Too Little Too Late: we cannot fix our society’s problems simply with technology.
Illustration made using Midjourney.
Already in 1969, in his book ‘Operating Manual for Spaceship Earth’, Buckminster Fuller warned us of our industrial development and how we are foolishly spending the energy savings of billions of years in a split second of astronomical history. According to him, fossil fuels are for use only in ‘self-starter functions’ while our ‘main engine’ should operate exclusively on the daily energy income of wind, tide, water and sun radiation. He also spoke of the urgent need for a realistic economic accounting system. In terms of energy, that brings us very close to your ‘Energy Slave Tokens’ project. Let’s suppose we adopt energy as the ultimate currency in our economy. How do you think that would disrupt our society?
The Energy Slave Tokens translate the fossil fuel that is needed for everything we do into human labor equivalents as if we were to physically work for the same energy quantity. When you start to reflect on your life in these types of energy blocks that are needed to support it, you are bound to encounter the materiality of your lifestyle within the biosphere. Our interest is not to create a currency that could actually be used for transactions but to confront the reality of our energy dependency and guide transition thinking. So when we talk about moving away from fossil fuels, how would that change the way you live from day to day? To what extent will we be able to replace our energy supply with energy from other sources than the fossil fuels which we formerly got so very easily and inexpensively? Imagine we create a real, functionable currency based on energy or labor. The main question would be who controls this currency. What if it’s owned by a state actor that uses it in order to maintain the same wealth disparity in our society? Any kind of device can be used for good or bad. We are also very concerned about responsibilisation or simply putting the burden on individual people or consumers to change their behavior. Yes, every consumer action has an impact, but no impact is greater than the impact on the industrial, state and even military level. As long as the vision for our society will come top-down from an elite – mostly business – class of the population, it will always be the same stuff: growth, investments, returns, leveraging risks, and so on. If we truly want to transition towards a de-growth or post-growth society, we need to offer people some kind of optimistic prospect for the future with a responsible prosperity that, at the same time, is realistic to achieve.
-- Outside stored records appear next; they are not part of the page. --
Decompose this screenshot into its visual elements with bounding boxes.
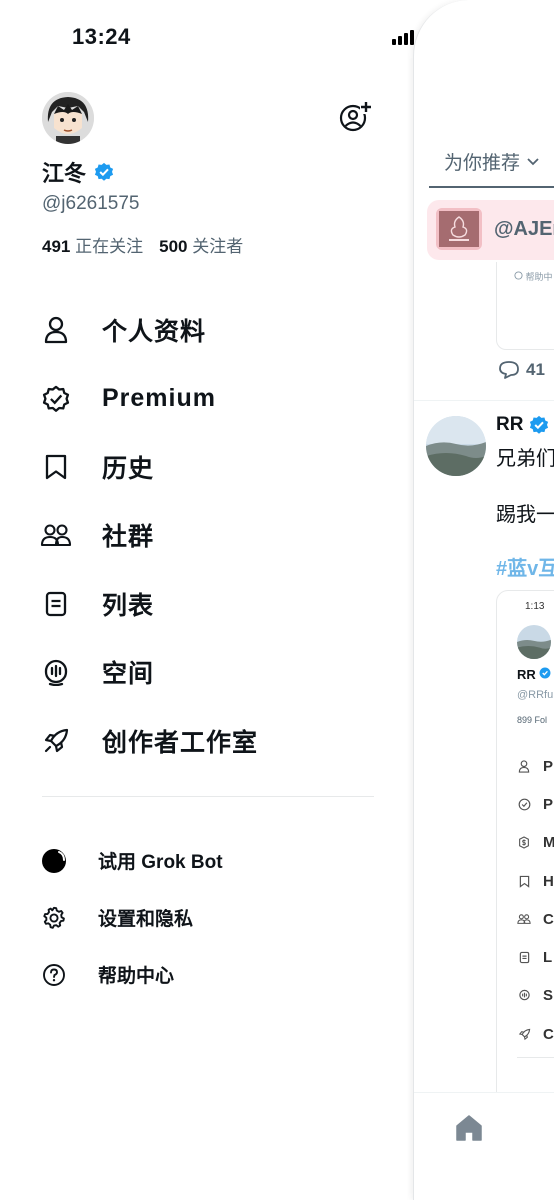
bookmark-icon xyxy=(517,874,531,888)
reply-button[interactable]: 41 xyxy=(498,360,545,380)
bottom-tab-bar xyxy=(414,1092,554,1200)
media-menu-row: L xyxy=(517,938,554,976)
advertiser-handle[interactable]: @AJEr xyxy=(494,218,554,241)
post-author[interactable]: RR xyxy=(496,414,549,436)
communities-icon xyxy=(40,519,72,551)
post-text-line: 兄弟们 xyxy=(496,448,554,470)
premium-badge-icon xyxy=(40,383,72,415)
gear-icon xyxy=(40,904,68,932)
rocket-icon xyxy=(40,725,72,757)
status-time: 13:24 xyxy=(72,24,131,49)
post-divider xyxy=(414,400,554,401)
person-icon xyxy=(517,759,531,773)
drawer-menu: 个人资料 Premium 历史 社群 列表 空间 创作者工作室 xyxy=(40,296,380,775)
menu-item-settings[interactable]: 设置和隐私 xyxy=(40,889,380,946)
media-menu-row: C xyxy=(517,900,554,938)
menu-item-communities[interactable]: 社群 xyxy=(40,501,380,569)
spaces-icon xyxy=(40,656,72,688)
tab-underline xyxy=(429,186,554,188)
verified-badge-icon xyxy=(94,162,114,181)
premium-badge-icon xyxy=(517,797,531,811)
media-menu-row: C xyxy=(517,1015,554,1053)
bookmark-icon xyxy=(40,451,72,483)
menu-item-spaces[interactable]: 空间 xyxy=(40,638,380,706)
communities-icon xyxy=(517,912,531,926)
info-icon xyxy=(514,271,523,280)
media-handle: @RRfu xyxy=(517,689,554,701)
menu-divider xyxy=(42,796,374,797)
profile-name-row: 江冬 xyxy=(42,156,114,188)
media-menu-row: P xyxy=(517,785,554,823)
rocket-icon xyxy=(517,1027,531,1041)
verified-badge-icon xyxy=(539,667,551,679)
home-icon[interactable] xyxy=(454,1113,484,1143)
timeline-panel[interactable]: 为你推荐 @AJEr 帮助中 41 RR 兄弟们 踢我一 #蓝v互 1:13 R… xyxy=(413,0,554,1200)
media-status-time: 1:13 xyxy=(525,601,545,612)
menu-item-history[interactable]: 历史 xyxy=(40,433,380,501)
media-menu: P P M H C L S C xyxy=(517,747,554,1053)
verified-badge-icon xyxy=(530,415,549,434)
list-icon xyxy=(517,951,531,965)
money-icon xyxy=(517,836,531,850)
follow-stats: 491 正在关注 500 关注者 xyxy=(42,232,243,257)
menu-item-lists[interactable]: 列表 xyxy=(40,570,380,638)
media-menu-row: P xyxy=(517,747,554,785)
display-name: 江冬 xyxy=(42,161,87,186)
add-account-icon[interactable] xyxy=(338,100,372,134)
profile-handle: @j6261575 xyxy=(42,193,140,214)
drawer-secondary-menu: 试用 Grok Bot 设置和隐私 帮助中心 xyxy=(40,832,380,1003)
spaces-icon xyxy=(517,989,531,1003)
chevron-down-icon xyxy=(527,157,539,165)
promoted-card-text: 帮助中 xyxy=(514,270,553,283)
post-author-avatar[interactable] xyxy=(426,416,486,476)
grok-icon xyxy=(40,847,68,875)
cellular-signal-icon xyxy=(392,27,414,45)
media-menu-row: M xyxy=(517,824,554,862)
post-text-line: 踢我一 xyxy=(496,504,554,526)
media-menu-row: H xyxy=(517,862,554,900)
menu-item-grok[interactable]: 试用 Grok Bot xyxy=(40,832,380,889)
media-divider xyxy=(517,1057,554,1058)
menu-item-profile[interactable]: 个人资料 xyxy=(40,296,380,364)
media-follow-stats: 899 Fol xyxy=(517,715,548,725)
post-media-screenshot[interactable]: 1:13 RR @RRfu 899 Fol P P M H C L S C xyxy=(496,590,554,1110)
media-menu-row: S xyxy=(517,977,554,1015)
menu-item-premium[interactable]: Premium xyxy=(40,364,380,432)
reply-icon xyxy=(499,361,519,379)
media-name: RR xyxy=(517,667,551,682)
following-link[interactable]: 491 正在关注 xyxy=(42,232,143,257)
menu-item-help[interactable]: 帮助中心 xyxy=(40,946,380,1003)
followers-link[interactable]: 500 关注者 xyxy=(159,232,243,257)
avatar[interactable] xyxy=(42,92,94,144)
tab-for-you[interactable]: 为你推荐 xyxy=(444,148,540,175)
help-icon xyxy=(40,961,68,989)
post-hashtag[interactable]: #蓝v互 xyxy=(496,552,554,581)
person-icon xyxy=(40,314,72,346)
advertiser-logo[interactable] xyxy=(436,208,482,250)
list-icon xyxy=(40,588,72,620)
menu-item-creator-studio[interactable]: 创作者工作室 xyxy=(40,706,380,774)
media-avatar xyxy=(517,625,551,659)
We cannot just be talking about cutting down this, limiting that, or being thrifty all the time. That’s just not a vision that’s going to marshal the mass movement that we need today. Without a positive narrative, people just become individualists. ‘There’s no future for everybody, so I’ll just take care of myself’, is what they think then.
We cannot just be talking about cutting down this, limiting that, or being thrifty all the time. That’s just not a vision that’s going to marshal the mass movement that we need today. Without a positive narrative, people just become individualists.